Nolan looked at them like someone had asked if breathing required permission. He leaned back in his chair, eyes half-lidded in exhaustion, then gestured vaguely toward the air in front of him.
"...It's easy," he muttered, voice sluggish and tired, "You just… I dunno. You get in, bait the hallway mobs, then shove a broken pipe into the chest of the screamer on the left, use that to cause the cascading room-door aggro, then you dodge twice into the corner, there's a gap in the collision boxes where the infecteds bug out for like 0.3 seconds, and then you loop behind the second spawn trigger, activate the hidden route by breaking the water valve, and then time your sword input with the fourth heartbeat of the background music."
The room was frozen.
He kept going.
"Then you jump off the third-floor balcony, roll through the fire, stab the two infected in midair—which, by the way, resets their falling animation—and land on the sofa that breaks your fall damage. Done. Clear. Three minutes? That's rookie time."
Dead silence again.
Then whispering. Again.
But this time, louder. More incredulous.
"...That's totally made up."
"The fourth heartbeat of the music? Is he drunk?"
"Resetting fall damage midair? What even is that?"
"He's full of crap. That's just nonsense."
"It sounds like he was just inventing stuff."
"He's just making up random information that doesn't exist."
"I swear, he's bluffing harder than anyone I've ever seen."
Nolan's jaw clenched.
The vein on his forehead throbbed slightly, twitching like it wanted to leap off his face.
Inside, he was very aware that those explanations were complete garbage. He had literally just strung together random things from memory. But the reality was… he had cleared it in under three minutes.
In fact, he remembered tearing through that beginner-level dungeon so effortlessly that he had been bored before the third floor even started.
Twenty-seven seconds. That was his best time. But now?
Now he was being mocked?
A slow, bitter laugh bubbled up from his throat.
"Oh, you wanna see it now?" he said, rising from his seat. "Alright then, pay me."
The room blinked.
"Huh?"
"If you want to see how I do it," Nolan said, his smirk sharp, "pay me more mana crystals. An exclusive performance, just for you."
A chorus of groans followed.
"Teacher!"
"We gave you all our mana crystals!"
"We're bankrupt!"
"I sold my last five to buy bread yesterday!"
"I've been on ration mode for weeks!"
"My dog is starving!"
Nolan blinked. "You have a dog?"
"No, but if I did, he'd be starving!"
The complaints exploded.
"Can't you just show us for once without charging us?"
"Please, teacher!"
"Don't make us beg!"
But Nolan raised a hand, firm. "No crystals, no show. That's business."

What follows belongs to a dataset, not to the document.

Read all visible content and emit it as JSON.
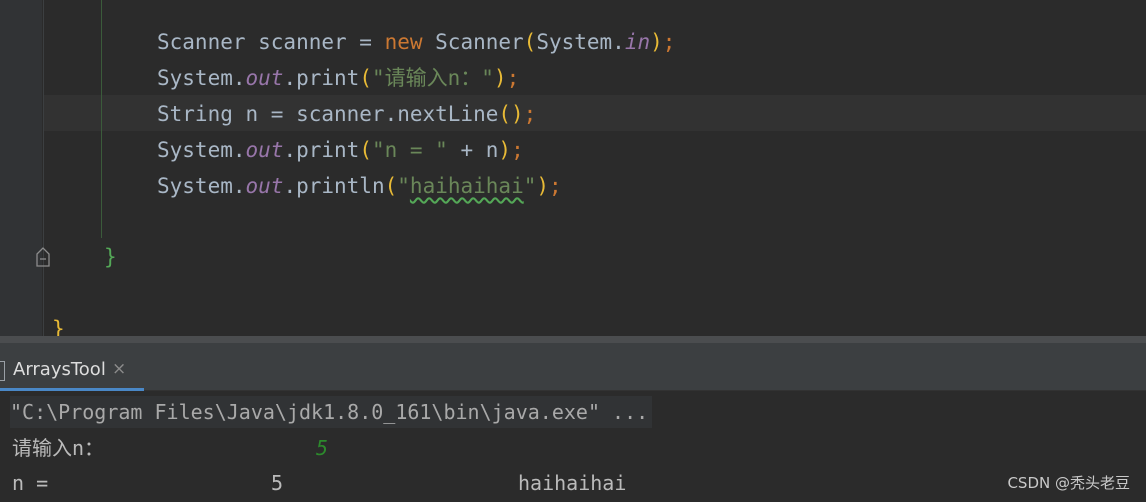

The room deflated again. Murmurs passed like ripples in a pond. Eyes darted toward friends. Shoulders shrugged. A few students leaned close together in hushed circles.
And again…
The whispers returned.
"He's just stalling now."
"He knows we don't have any mana left."
"He's scared."
"He can't do it."
"No wonder he's so obsessed with making us pay. He was never gonna show it."

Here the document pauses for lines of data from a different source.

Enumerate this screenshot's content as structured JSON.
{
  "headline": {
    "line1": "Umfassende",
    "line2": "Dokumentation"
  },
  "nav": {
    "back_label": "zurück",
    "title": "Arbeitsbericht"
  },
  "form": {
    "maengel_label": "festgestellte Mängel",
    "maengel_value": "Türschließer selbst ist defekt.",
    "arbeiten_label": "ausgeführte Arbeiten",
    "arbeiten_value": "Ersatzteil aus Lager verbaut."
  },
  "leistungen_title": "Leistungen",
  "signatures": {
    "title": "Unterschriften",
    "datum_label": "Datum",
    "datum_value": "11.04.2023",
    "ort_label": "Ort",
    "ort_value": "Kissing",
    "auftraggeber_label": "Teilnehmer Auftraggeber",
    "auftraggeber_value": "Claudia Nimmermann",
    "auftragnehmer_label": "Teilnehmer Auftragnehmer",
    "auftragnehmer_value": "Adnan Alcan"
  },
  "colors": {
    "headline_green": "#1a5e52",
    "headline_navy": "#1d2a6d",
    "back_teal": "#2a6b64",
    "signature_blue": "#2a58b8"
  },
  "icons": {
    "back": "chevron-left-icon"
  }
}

"Bet he never even finished the game."
Nolan's eyes twitched.
Each time he heard his name, the vein on his forehead pulsed harder.
"Nolan's probably stalling so he doesn't get exposed."
"Nolan this, Nolan that, Nolan's full of it—"
BOOM.
His hand slammed onto his desk. The room jumped.
His eyes burned. "ALRIGHT, you shitty son of your mothers and fathers! I will SHOW you!"